A comprehensive ductile damage model for 3D truss structures

In this paper, a comprehensive ductile-damage model is proposed for non-linear analysis of truss structures. The model combines a positional Finite Element formulation, for handling large displacements; with a ductile model, for describing post-yield behavior; with a continuum damage model, for capturing degradation in terms of porosity variation. Porosity is the result of growth and coalescence of microcavities, and is the main phenomenon in mechanical degradation of structural materials. Using the proposed model, damage grows continuously until the critical damage hypothesized by Lemaitre and Desmorat (2005) is reached. The proposed model is shown to provide an excellent fit to stress–strain curves of eight different materials, ranging from softening to hardening behavior. In application to structural concrete, the proposed formulation results in better agreement to experimental results, in comparison to the models of Mazar (1986) and Lee and Fenves (1998).
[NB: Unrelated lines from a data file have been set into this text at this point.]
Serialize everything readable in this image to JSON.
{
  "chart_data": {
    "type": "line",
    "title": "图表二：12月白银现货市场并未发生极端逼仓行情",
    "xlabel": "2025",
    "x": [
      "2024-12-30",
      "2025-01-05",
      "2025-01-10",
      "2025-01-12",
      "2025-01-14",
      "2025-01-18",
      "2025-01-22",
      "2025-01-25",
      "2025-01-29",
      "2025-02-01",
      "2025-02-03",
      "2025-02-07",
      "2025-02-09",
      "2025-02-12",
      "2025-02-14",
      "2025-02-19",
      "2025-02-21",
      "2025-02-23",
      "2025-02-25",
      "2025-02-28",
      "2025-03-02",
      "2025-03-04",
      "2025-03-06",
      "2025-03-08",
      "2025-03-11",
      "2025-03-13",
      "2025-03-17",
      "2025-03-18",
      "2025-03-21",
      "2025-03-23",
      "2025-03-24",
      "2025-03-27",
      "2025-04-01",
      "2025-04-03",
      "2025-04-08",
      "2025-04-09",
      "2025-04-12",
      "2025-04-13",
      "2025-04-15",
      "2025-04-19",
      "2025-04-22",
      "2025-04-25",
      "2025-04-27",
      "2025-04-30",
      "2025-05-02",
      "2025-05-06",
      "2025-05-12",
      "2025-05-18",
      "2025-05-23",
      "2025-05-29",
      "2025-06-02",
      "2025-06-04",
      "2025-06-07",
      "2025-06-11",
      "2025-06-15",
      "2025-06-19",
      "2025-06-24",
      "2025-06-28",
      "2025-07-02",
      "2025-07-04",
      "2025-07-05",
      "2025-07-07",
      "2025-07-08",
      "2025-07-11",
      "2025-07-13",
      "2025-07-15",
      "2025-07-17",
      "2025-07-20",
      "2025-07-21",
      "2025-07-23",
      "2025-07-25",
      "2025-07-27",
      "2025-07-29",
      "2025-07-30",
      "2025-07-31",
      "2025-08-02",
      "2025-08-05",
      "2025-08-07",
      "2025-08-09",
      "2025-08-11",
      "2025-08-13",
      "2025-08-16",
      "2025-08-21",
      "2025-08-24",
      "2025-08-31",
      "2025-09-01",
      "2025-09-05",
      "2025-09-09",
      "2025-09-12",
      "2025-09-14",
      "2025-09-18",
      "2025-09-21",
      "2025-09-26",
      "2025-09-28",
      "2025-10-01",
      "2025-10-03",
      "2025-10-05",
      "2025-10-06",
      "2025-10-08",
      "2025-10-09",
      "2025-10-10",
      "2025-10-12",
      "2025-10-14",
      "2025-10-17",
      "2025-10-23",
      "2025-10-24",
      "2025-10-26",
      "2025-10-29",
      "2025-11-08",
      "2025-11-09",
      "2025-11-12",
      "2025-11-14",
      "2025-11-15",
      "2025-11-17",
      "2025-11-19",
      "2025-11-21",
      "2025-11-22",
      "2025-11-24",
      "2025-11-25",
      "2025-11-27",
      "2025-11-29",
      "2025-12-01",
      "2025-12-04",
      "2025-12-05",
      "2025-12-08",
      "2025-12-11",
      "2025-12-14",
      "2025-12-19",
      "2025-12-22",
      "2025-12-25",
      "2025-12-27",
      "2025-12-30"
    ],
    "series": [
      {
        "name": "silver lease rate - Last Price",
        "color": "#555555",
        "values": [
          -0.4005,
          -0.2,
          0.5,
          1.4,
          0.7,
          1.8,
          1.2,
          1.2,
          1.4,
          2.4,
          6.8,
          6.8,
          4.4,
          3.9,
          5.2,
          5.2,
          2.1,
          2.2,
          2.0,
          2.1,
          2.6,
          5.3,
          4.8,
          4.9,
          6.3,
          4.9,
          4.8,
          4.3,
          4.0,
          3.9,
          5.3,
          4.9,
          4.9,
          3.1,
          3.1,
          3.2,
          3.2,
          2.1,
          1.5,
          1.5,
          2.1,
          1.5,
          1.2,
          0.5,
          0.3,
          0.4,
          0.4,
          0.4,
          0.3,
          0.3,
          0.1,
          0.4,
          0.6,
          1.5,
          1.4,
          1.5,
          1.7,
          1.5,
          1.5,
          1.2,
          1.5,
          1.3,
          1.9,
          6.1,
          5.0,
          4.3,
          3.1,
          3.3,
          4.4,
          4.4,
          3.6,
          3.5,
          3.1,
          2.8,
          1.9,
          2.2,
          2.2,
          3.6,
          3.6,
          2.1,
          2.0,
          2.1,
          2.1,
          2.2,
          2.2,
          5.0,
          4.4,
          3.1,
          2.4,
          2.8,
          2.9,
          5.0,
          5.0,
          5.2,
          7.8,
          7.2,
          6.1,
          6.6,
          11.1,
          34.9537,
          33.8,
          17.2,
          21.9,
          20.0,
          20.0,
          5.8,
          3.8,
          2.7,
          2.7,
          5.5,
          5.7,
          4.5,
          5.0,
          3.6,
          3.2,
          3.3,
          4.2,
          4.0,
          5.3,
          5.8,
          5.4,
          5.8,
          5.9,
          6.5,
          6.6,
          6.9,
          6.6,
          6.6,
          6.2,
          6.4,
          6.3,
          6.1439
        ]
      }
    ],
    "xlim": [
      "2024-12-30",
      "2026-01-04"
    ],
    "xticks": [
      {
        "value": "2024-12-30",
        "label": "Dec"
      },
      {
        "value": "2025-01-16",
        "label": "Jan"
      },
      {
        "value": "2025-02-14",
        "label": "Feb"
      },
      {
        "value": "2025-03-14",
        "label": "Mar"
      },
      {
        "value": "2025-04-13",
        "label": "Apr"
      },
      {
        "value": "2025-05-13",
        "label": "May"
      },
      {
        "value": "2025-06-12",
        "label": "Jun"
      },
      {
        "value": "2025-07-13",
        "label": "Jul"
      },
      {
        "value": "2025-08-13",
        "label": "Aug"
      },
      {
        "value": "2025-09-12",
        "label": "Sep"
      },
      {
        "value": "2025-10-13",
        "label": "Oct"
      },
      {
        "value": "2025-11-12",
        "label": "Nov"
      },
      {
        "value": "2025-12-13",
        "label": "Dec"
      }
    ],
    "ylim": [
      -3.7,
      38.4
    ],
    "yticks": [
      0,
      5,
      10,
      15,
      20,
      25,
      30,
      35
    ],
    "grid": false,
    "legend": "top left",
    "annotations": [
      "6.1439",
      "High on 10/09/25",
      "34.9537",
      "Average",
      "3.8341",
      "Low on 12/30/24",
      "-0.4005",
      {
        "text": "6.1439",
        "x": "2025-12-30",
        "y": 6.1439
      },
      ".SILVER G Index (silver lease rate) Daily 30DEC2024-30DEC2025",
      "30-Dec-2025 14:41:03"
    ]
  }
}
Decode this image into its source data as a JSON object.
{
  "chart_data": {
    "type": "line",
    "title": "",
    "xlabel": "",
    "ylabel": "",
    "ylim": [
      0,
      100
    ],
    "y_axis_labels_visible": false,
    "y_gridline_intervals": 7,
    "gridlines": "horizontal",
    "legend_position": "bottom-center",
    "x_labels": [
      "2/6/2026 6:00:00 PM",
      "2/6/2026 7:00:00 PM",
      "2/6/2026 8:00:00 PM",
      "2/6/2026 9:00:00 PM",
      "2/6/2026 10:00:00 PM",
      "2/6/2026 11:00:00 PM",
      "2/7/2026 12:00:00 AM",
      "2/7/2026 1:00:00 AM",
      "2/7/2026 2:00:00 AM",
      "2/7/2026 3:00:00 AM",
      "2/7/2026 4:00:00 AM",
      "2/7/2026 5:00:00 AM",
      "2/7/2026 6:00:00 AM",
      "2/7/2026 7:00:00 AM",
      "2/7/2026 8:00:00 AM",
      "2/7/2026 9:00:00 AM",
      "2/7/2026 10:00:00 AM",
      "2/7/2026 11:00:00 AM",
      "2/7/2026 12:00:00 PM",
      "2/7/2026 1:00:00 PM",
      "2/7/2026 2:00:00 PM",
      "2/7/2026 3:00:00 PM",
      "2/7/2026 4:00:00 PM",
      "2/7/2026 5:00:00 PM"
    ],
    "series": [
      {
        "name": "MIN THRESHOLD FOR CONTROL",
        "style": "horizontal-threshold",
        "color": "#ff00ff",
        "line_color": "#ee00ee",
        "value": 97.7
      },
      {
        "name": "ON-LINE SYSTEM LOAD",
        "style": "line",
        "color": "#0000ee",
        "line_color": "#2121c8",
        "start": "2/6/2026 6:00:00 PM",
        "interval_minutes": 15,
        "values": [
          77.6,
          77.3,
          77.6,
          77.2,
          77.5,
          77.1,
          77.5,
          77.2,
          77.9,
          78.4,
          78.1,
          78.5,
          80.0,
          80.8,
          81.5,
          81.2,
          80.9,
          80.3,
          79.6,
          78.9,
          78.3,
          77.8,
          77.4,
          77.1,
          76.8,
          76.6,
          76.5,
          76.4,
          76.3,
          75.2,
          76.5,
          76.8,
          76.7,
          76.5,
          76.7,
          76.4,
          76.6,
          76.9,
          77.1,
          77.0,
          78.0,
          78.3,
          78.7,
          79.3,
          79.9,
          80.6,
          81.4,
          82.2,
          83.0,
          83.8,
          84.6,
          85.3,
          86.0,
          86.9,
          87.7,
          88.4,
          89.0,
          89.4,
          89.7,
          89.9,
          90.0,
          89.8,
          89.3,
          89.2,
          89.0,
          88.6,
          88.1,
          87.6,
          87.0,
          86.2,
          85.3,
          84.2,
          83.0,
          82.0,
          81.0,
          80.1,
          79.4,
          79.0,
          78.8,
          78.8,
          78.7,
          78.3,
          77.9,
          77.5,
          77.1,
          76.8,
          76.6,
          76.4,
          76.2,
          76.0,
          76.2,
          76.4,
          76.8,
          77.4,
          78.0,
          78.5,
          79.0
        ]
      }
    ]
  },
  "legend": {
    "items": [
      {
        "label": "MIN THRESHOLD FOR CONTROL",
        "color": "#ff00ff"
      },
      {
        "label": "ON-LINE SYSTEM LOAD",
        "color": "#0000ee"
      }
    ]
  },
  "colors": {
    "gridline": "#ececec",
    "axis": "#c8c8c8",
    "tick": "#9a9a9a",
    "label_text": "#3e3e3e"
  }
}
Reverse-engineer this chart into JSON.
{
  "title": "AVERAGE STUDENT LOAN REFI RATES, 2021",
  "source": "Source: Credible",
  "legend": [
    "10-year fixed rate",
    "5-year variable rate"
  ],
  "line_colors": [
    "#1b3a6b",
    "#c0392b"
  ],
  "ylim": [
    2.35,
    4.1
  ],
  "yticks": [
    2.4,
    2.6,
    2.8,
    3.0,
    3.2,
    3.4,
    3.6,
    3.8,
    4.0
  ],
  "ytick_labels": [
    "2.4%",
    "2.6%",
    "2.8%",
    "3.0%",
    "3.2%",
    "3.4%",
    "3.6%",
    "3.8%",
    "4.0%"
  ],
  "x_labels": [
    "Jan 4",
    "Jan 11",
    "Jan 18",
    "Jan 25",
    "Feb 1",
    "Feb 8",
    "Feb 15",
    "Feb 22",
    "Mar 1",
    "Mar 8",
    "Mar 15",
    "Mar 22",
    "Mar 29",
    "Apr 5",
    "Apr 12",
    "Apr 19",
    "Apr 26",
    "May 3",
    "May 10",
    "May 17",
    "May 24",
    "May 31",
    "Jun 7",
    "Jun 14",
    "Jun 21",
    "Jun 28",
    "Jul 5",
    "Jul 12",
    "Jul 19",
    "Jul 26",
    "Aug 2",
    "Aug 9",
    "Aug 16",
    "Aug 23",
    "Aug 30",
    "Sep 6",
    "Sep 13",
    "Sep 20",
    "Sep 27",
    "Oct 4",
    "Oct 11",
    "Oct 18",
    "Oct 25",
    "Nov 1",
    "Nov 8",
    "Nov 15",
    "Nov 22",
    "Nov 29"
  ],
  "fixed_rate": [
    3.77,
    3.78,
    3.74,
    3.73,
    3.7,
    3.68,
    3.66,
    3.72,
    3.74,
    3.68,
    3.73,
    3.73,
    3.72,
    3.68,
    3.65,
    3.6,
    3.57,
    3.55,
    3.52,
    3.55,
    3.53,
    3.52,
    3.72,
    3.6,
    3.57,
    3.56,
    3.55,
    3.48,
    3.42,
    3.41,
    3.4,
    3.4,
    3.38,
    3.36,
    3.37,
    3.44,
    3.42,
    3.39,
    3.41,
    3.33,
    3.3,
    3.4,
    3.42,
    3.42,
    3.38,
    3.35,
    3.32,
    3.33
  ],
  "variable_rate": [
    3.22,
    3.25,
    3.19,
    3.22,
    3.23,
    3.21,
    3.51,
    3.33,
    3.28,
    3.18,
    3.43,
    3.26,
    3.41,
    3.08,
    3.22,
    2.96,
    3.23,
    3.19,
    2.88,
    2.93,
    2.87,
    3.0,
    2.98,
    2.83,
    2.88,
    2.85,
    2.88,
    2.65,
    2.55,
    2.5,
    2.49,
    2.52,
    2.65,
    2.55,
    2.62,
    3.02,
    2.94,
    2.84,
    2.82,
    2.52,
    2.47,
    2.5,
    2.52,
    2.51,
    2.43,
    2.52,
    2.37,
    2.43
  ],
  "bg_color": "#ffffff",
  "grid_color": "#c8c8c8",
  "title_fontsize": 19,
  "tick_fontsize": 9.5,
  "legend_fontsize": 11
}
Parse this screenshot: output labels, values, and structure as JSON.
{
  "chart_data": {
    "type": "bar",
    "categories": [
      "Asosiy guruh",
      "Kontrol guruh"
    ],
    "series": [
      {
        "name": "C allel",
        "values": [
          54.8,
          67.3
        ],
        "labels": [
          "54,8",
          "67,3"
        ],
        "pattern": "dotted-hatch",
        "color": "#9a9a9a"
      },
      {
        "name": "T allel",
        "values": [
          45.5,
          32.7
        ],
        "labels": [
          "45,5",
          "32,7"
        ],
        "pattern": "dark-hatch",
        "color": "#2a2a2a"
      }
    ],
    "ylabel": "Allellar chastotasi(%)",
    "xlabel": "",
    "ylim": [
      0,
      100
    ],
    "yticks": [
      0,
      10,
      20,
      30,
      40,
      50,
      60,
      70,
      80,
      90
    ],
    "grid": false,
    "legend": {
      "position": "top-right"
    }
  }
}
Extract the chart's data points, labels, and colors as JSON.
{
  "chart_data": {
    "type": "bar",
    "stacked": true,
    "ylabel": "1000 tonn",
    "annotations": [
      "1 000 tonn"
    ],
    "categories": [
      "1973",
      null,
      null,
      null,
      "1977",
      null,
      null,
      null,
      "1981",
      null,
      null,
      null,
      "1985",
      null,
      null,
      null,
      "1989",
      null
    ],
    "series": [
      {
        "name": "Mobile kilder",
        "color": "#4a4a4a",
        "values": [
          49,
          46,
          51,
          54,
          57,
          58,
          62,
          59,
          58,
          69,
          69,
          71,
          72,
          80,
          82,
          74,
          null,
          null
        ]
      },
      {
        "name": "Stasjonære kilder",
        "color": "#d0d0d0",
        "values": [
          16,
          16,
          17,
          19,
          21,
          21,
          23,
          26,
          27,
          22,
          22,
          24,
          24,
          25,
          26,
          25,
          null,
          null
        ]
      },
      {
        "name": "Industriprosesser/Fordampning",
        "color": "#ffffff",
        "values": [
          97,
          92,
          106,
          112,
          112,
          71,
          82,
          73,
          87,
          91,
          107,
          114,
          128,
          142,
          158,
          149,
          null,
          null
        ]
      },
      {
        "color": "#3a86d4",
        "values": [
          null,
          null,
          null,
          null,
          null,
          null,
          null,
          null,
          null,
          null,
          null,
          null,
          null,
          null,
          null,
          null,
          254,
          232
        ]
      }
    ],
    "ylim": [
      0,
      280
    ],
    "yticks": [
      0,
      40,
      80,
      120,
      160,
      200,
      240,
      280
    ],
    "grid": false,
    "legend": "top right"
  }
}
In application to a real 3D truss, the proposed formulation described the exact equilibrium path of the structure. •Comprehensive ductile-damage model developed for truss structures.•Continuum damage model accumulates damage in terms of porosity.•Damage accumulates continuously until the theoretical critical value is reached.•Excellent fit to stress–strain curves of eight different materials.•Modeling of structural concrete better than Mazar’s and Lee & Fenves models.